Sign-reversal and non-monotonicity of chirality-related anomalous Hall effect in highly conductive metals

TL;DR

This paper investigates the complex temperature-dependent behavior of the anomalous Hall effect in conductive metals, revealing how spin correlations influence its sign and magnitude.

Contribution

It identifies two key mechanisms—competition between short- and long-range spin correlations and non-monotonic spin correlation in high fields—that cause non-monotonicity and sign reversal.

Findings

Non-monotonic temperature dependence of Hall effect due to spin correlations

Sign reversal linked to high-field spin correlation effects

Hall effect reflects local spin correlation mechanisms

Abstract

The non-monotonic temperature dependence and sign reversal of chirality-related anomalous Hall effect in highly conductive metals are studied.
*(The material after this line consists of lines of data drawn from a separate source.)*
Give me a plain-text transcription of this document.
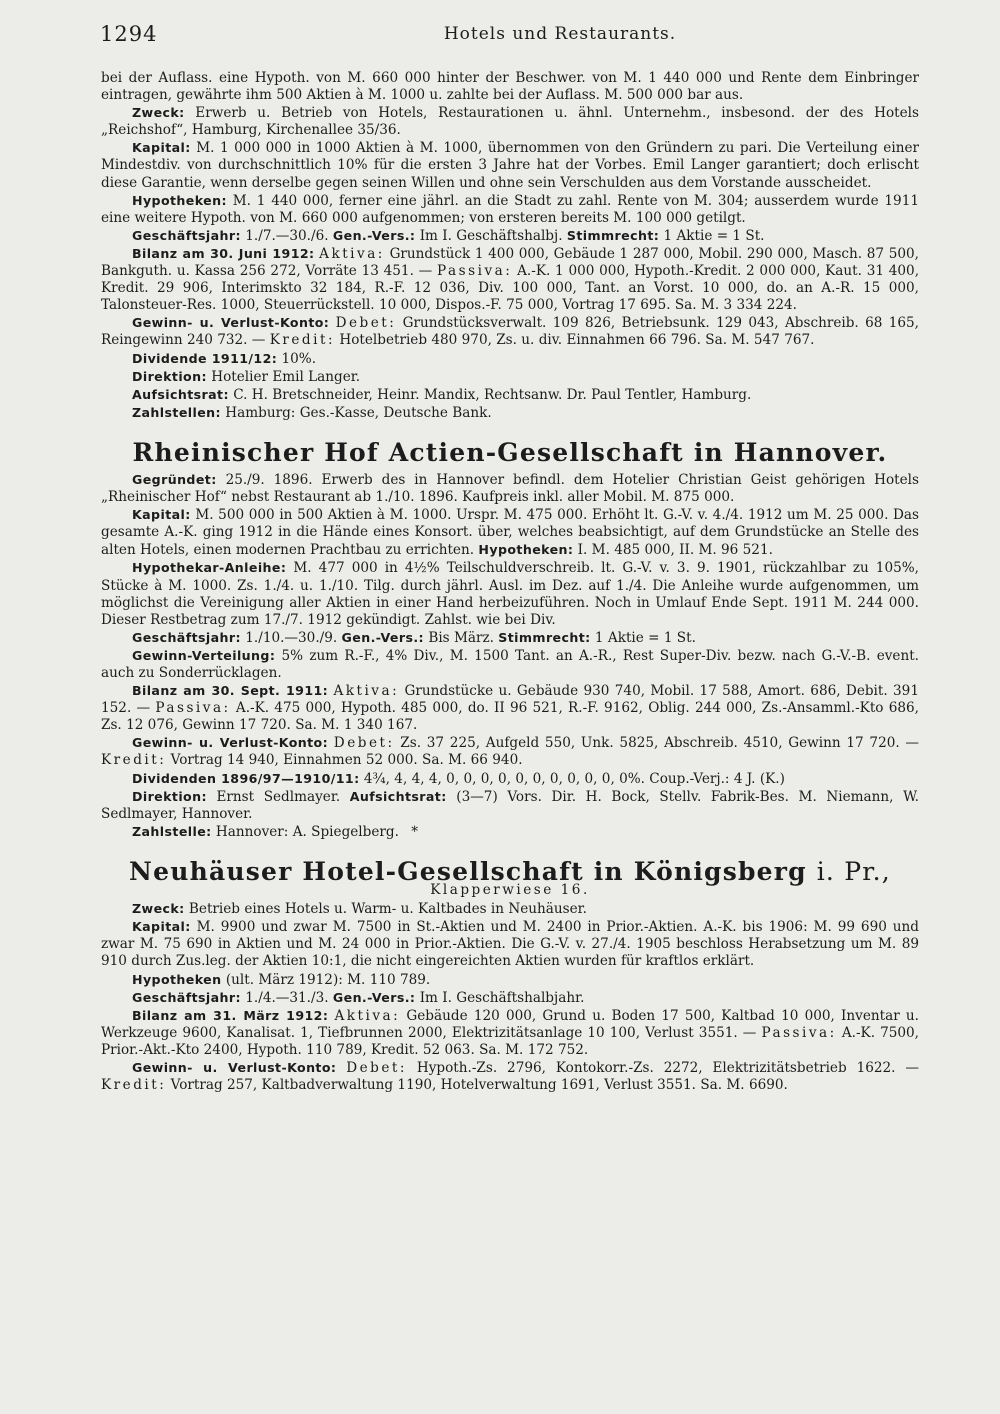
1294	Hotels und Restaurants.

bei der Auflass. eine Hypoth. von M. 660 000 hinter der Beschwer. von M. 1 440 000 und Rente dem Einbringer eintragen, gewährte ihm 500 Aktien à M. 1000 u. zahlte bei der Auflass. M. 500 000 bar aus.

Zweck: Erwerb u. Betrieb von Hotels, Restaurationen u. ähnl. Unternehm., insbesond. der des Hotels „Reichshof“, Hamburg, Kirchenallee 35/36.

Kapital: M. 1 000 000 in 1000 Aktien à M. 1000, übernommen von den Gründern zu pari. Die Verteilung einer Mindestdiv. von durchschnittlich 10% für die ersten 3 Jahre hat der Vorbes. Emil Langer garantiert; doch erlischt diese Garantie, wenn derselbe gegen seinen Willen und ohne sein Verschulden aus dem Vorstande ausscheidet.

Hypotheken: M. 1 440 000, ferner eine jährl. an die Stadt zu zahl. Rente von M. 304; ausserdem wurde 1911 eine weitere Hypoth. von M. 660 000 aufgenommen; von ersteren bereits M. 100 000 getilgt.

Geschäftsjahr: 1./7.—30./6. Gen.-Vers.: Im I. Geschäftshalbj. Stimmrecht: 1 Aktie = 1 St.

Bilanz am 30. Juni 1912: Aktiva: Grundstück 1 400 000, Gebäude 1 287 000, Mobil. 290 000, Masch. 87 500, Bankguth. u. Kassa 256 272, Vorräte 13 451. — Passiva: A.-K. 1 000 000, Hypoth.-Kredit. 2 000 000, Kaut. 31 400, Kredit. 29 906, Interimskto 32 184, R.-F. 12 036, Div. 100 000, Tant. an Vorst. 10 000, do. an A.-R. 15 000, Talonsteuer-Res. 1000, Steuerrückstell. 10 000, Dispos.-F. 75 000, Vortrag 17 695. Sa. M. 3 334 224.

Gewinn- u. Verlust-Konto: Debet: Grundstücksverwalt. 109 826, Betriebsunk. 129 043, Abschreib. 68 165, Reingewinn 240 732. — Kredit: Hotelbetrieb 480 970, Zs. u. div. Einnahmen 66 796. Sa. M. 547 767.

Dividende 1911/12: 10%.

Direktion: Hotelier Emil Langer.

Aufsichtsrat: C. H. Bretschneider, Heinr. Mandix, Rechtsanw. Dr. Paul Tentler, Hamburg.

Zahlstellen: Hamburg: Ges.-Kasse, Deutsche Bank.

Rheinischer Hof Actien-Gesellschaft in Hannover.

Gegründet: 25./9. 1896. Erwerb des in Hannover befindl. dem Hotelier Christian Geist gehörigen Hotels „Rheinischer Hof“ nebst Restaurant ab 1./10. 1896. Kaufpreis inkl. aller Mobil. M. 875 000.

Kapital: M. 500 000 in 500 Aktien à M. 1000. Urspr. M. 475 000. Erhöht lt. G.-V. v. 4./4. 1912 um M. 25 000. Das gesamte A.-K. ging 1912 in die Hände eines Konsort. über, welches beabsichtigt, auf dem Grundstücke an Stelle des alten Hotels, einen modernen Prachtbau zu errichten. Hypotheken: I. M. 485 000, II. M. 96 521.

Hypothekar-Anleihe: M. 477 000 in 4½% Teilschuldverschreib. lt. G.-V. v. 3. 9. 1901, rückzahlbar zu 105%, Stücke à M. 1000. Zs. 1./4. u. 1./10. Tilg. durch jährl. Ausl. im Dez. auf 1./4. Die Anleihe wurde aufgenommen, um möglichst die Vereinigung aller Aktien in einer Hand herbeizuführen. Noch in Umlauf Ende Sept. 1911 M. 244 000. Dieser Restbetrag zum 17./7. 1912 gekündigt. Zahlst. wie bei Div.

Geschäftsjahr: 1./10.—30./9. Gen.-Vers.: Bis März. Stimmrecht: 1 Aktie = 1 St.

Gewinn-Verteilung: 5% zum R.-F., 4% Div., M. 1500 Tant. an A.-R., Rest Super-Div. bezw. nach G.-V.-B. event. auch zu Sonderrücklagen.

Bilanz am 30. Sept. 1911: Aktiva: Grundstücke u. Gebäude 930 740, Mobil. 17 588, Amort. 686, Debit. 391 152. — Passiva: A.-K. 475 000, Hypoth. 485 000, do. II 96 521, R.-F. 9162, Oblig. 244 000, Zs.-Ansamml.-Kto 686, Zs. 12 076, Gewinn 17 720. Sa. M. 1 340 167.

Gewinn- u. Verlust-Konto: Debet: Zs. 37 225, Aufgeld 550, Unk. 5825, Abschreib. 4510, Gewinn 17 720. — Kredit: Vortrag 14 940, Einnahmen 52 000. Sa. M. 66 940.

Dividenden 1896/97—1910/11: 4¾, 4, 4, 4, 0, 0, 0, 0, 0, 0, 0, 0, 0, 0, 0%. Coup.-Verj.: 4 J. (K.)

Direktion: Ernst Sedlmayer. Aufsichtsrat: (3—7) Vors. Dir. H. Bock, Stellv. Fabrik-Bes. M. Niemann, W. Sedlmayer, Hannover.

Zahlstelle: Hannover: A. Spiegelberg. *

Neuhäuser Hotel-Gesellschaft in Königsberg i. Pr.,

Klapperwiese 16.

Zweck: Betrieb eines Hotels u. Warm- u. Kaltbades in Neuhäuser.

Kapital: M. 9900 und zwar M. 7500 in St.-Aktien und M. 2400 in Prior.-Aktien. A.-K. bis 1906: M. 99 690 und zwar M. 75 690 in Aktien und M. 24 000 in Prior.-Aktien. Die G.-V. v. 27./4. 1905 beschloss Herabsetzung um M. 89 910 durch Zus.leg. der Aktien 10:1, die nicht eingereichten Aktien wurden für kraftlos erklärt.

Hypotheken (ult. März 1912): M. 110 789.

Geschäftsjahr: 1./4.—31./3. Gen.-Vers.: Im I. Geschäftshalbjahr.

Bilanz am 31. März 1912: Aktiva: Gebäude 120 000, Grund u. Boden 17 500, Kaltbad 10 000, Inventar u. Werkzeuge 9600, Kanalisat. 1, Tiefbrunnen 2000, Elektrizitätsanlage 10 100, Verlust 3551. — Passiva: A.-K. 7500, Prior.-Akt.-Kto 2400, Hypoth. 110 789, Kredit. 52 063. Sa. M. 172 752.

Gewinn- u. Verlust-Konto: Debet: Hypoth.-Zs. 2796, Kontokorr.-Zs. 2272, Elektrizitätsbetrieb 1622. — Kredit: Vortrag 257, Kaltbadverwaltung 1190, Hotelverwaltung 1691, Verlust 3551. Sa. M. 6690.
Through the analysis of scattering rate, we find that the non-monotonicity and sign reversal have two major origins: (1) competition between the contribution from short-range and long-range spin correlations and (2) non-monotonic spin correlation in the high field. The former mechanism gives rise to non-monotonic temperature dependence in a wide range of electron density and, in some cases, a sign reversal of Hall resistivity as the temperature decreases. On the other hand, the latter mechanism is responsible for the sign reversal of Hall conductivity in the high field, which sign reversal generally occurs in magnets with antiferromagnetic interactions. The results demonstrate how the Hall effect reflects local spin correlation and provide insights into the mechanism of non-monotonicity and sign reversal of the anomalous Hall effect by spin chirality.